Re: [PATCH 17/18] mm, hugetlb: retry if we fail to allocate ahugepage with use_reserve

From: David Gibson
Date: Sun Aug 04 2013 - 05:48:42 EST

On Wed, Jul 31, 2013 at 02:37:53PM +0900, Joonsoo Kim wrote:
> Hello, David.
> On Mon, Jul 29, 2013 at 05:28:23PM +1000, David Gibson wrote:
> > On Mon, Jul 29, 2013 at 02:32:08PM +0900, Joonsoo Kim wrote:
> > > If parallel fault occur, we can fail to allocate a hugepage,
> > > because many threads dequeue a hugepage to handle a fault of same address.
> > > This makes reserved pool shortage just for a little while and this cause
> > > faulting thread who is ensured to have enough reserved hugepages
> > > to get a SIGBUS signal.
> >
> > It's not just about reserved pages.

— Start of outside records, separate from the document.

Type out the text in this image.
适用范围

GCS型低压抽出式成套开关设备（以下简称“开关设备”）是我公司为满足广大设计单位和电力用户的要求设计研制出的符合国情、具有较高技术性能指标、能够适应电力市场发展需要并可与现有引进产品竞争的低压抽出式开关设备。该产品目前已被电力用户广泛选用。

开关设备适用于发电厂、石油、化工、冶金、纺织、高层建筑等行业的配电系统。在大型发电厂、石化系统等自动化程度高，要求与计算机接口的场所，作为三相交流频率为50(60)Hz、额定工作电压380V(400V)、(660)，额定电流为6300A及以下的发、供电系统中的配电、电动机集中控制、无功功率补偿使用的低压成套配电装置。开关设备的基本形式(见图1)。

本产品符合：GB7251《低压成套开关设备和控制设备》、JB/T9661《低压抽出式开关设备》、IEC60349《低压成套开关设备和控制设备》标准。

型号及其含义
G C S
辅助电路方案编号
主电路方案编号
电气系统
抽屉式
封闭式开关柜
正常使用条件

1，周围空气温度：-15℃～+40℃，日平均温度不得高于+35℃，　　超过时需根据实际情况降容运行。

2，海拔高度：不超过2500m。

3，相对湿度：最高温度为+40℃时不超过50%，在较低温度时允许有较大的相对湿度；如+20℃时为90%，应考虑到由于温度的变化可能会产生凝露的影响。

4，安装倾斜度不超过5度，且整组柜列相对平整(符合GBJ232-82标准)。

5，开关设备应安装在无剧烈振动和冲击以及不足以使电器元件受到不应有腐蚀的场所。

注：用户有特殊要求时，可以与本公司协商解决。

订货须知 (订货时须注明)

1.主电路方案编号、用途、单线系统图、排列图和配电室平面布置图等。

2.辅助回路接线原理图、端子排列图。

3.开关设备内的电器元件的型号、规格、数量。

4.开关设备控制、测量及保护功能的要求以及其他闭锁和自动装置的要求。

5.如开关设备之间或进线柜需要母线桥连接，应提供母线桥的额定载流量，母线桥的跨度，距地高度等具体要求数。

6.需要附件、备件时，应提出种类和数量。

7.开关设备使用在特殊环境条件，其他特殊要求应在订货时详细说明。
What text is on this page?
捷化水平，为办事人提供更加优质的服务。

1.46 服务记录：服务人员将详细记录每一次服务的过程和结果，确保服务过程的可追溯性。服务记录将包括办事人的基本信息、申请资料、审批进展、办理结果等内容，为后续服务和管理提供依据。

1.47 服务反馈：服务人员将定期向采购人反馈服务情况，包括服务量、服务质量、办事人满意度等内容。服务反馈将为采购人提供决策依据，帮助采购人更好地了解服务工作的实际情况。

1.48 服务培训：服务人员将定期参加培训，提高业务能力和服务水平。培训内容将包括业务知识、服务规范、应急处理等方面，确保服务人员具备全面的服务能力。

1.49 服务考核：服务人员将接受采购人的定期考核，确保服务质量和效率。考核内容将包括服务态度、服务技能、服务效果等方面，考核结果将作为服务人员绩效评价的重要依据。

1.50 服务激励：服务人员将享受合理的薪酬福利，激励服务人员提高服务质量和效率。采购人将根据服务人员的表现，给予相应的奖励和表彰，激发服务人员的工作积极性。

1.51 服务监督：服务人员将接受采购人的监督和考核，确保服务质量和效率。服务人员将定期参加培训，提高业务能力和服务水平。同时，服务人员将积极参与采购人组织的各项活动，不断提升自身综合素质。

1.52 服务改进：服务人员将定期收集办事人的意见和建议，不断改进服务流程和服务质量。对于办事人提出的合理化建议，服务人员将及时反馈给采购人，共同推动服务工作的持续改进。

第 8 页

The same race can happen
> > perfectly well when you're really, truly allocating the last hugepage
> > in the system.
> Yes, you are right.
> This is a critical comment to this patchset :(
> IIUC, the case you mentioned is about tasks which have a mapping

Any mapping that doesn't use the reserved pool, not just
MAP_NORESERVE. For example, if a process makes a MAP_PRIVATE mapping,
then fork()s then the mapping is instantiated in the child, that will
not draw from the reserved pool.

> Should we ensure them to allocate the last hugepage?
> They map a region with MAP_NORESERVE, so don't assume that their requests
> always succeed.

If the pages are available, people get cranky if it fails for no
apparent reason, MAP_NORESERVE or not. They get especially cranky if
it sometimes fails and sometimes doesn't due to a race condition.